The marketers are currently building a suite of customer personas through the Mission Motivation Engine. They have also introduced monthly ‘Customer Closeness’ sessions, inviting real customers to discuss key issues such as the impact of the cost of living on the building trade. People from the business can join the sessions to ask questions, or simply watch and listen.

Wickes CMO Gary Kibble on the virtues of a ‘no regrets mentality’

In his nearly three years at Wickes, Kibble feels most proud of shining a “high beam spotlight on the customer”. The minute a business starts to focus on the customer, he believes people begin to act and think differently.

“We’ve brought the customer to life and any business that does that for me is going to be successful. It’s not rocket science, just bring the customer into your business,” he advises.

From a financial perspective, the investment in machine learning and segmentation is clear. Wickes generated more than £7m in incremental revenue within six months of implementing the Mission Motivation Engine.

CEO David Wood sees the engine as a “differentiating IP and a strategic growth lever”. The AI-powered model has been part of the brand’s investor pack since it was introduced and Wood is frequently asked for updates on its progress by analysts, describing it as “real catalyst” for growth.

Kibble appreciates the fact Wood is an ex-marketer, who served as CMO at Tesco, marketing director at Mondelez and within the marketing function at Unilever.

“We speak the same language. We just get each other and you can see the value that brings,” says Kibble. “That isn’t always true with other CEOs I’ve worked with who maybe had more of a CFO background. He understands the role marketing plays around the top table.”

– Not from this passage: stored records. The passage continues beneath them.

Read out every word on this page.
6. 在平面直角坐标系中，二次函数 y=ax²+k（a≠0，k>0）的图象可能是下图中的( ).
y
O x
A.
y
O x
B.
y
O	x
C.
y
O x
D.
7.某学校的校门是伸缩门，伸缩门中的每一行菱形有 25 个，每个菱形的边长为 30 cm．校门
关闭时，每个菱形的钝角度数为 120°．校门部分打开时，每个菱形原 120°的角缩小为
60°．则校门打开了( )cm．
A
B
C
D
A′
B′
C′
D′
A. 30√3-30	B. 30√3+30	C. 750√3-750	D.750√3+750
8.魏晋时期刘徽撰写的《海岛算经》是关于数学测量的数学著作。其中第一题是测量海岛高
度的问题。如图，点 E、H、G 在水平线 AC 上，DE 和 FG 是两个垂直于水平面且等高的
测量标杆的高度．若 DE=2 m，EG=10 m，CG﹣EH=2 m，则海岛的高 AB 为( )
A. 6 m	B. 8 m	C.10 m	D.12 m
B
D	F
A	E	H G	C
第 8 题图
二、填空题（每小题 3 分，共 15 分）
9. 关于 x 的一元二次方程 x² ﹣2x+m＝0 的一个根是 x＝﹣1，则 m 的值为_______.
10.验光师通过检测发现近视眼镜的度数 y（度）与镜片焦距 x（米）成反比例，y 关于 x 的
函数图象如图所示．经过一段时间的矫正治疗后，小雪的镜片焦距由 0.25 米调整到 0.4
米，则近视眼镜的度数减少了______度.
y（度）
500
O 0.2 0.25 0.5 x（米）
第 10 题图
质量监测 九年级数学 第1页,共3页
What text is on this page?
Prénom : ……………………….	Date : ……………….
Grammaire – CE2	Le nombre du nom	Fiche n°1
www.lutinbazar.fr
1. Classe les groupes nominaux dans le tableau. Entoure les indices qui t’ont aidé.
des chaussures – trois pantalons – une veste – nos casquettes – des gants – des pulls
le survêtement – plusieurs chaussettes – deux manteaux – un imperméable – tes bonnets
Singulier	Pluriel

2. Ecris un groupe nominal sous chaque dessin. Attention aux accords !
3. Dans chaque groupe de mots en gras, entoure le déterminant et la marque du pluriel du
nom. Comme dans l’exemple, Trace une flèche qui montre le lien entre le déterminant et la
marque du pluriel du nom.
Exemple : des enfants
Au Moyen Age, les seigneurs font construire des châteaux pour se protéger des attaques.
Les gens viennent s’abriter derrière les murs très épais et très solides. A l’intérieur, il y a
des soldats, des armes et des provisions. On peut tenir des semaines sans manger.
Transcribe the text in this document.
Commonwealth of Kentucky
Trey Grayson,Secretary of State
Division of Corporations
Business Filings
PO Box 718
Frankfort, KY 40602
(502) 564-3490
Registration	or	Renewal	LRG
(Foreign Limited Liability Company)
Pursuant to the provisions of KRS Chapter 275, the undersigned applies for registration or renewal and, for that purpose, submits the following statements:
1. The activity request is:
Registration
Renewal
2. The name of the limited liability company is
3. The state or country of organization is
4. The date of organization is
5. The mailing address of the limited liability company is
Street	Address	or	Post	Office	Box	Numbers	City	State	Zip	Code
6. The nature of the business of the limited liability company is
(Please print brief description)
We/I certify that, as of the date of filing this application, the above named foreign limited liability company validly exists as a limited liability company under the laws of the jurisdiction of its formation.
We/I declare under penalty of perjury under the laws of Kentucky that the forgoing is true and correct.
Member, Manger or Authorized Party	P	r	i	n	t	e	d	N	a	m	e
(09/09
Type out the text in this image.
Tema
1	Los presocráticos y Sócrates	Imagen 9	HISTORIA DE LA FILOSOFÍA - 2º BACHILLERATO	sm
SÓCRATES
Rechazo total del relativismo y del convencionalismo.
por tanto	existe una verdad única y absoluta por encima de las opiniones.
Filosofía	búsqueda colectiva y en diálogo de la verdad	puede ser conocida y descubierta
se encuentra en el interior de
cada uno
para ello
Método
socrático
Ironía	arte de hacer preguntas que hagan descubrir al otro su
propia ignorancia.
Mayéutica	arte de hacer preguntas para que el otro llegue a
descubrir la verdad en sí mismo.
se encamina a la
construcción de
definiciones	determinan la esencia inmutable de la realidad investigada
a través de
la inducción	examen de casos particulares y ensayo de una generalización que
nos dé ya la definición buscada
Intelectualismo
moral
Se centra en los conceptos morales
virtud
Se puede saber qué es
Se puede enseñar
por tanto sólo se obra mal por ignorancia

With backing at the highest level for the AI-powered strategy to continue, the Wickes marketing boss believes his team are only “in the foothills” when it comes to commercial and customer outcomes, as well as the ability to scale.

There are multiple Mission Motivation Engine programmes set against Wickes’ trade, DIY and showroom businesses – the latter relating to installed kitchens and bathrooms. Kibble estimates the team are just 30% of the way through these programmes, on average.

“Therefore, we’ve got 70% of the programme still to come,” he explains. “We think this will give us a material competitive advantage from a commercial and customer perspective. The £7m [incremental revenue] is tip of the iceberg stuff, which is exciting.”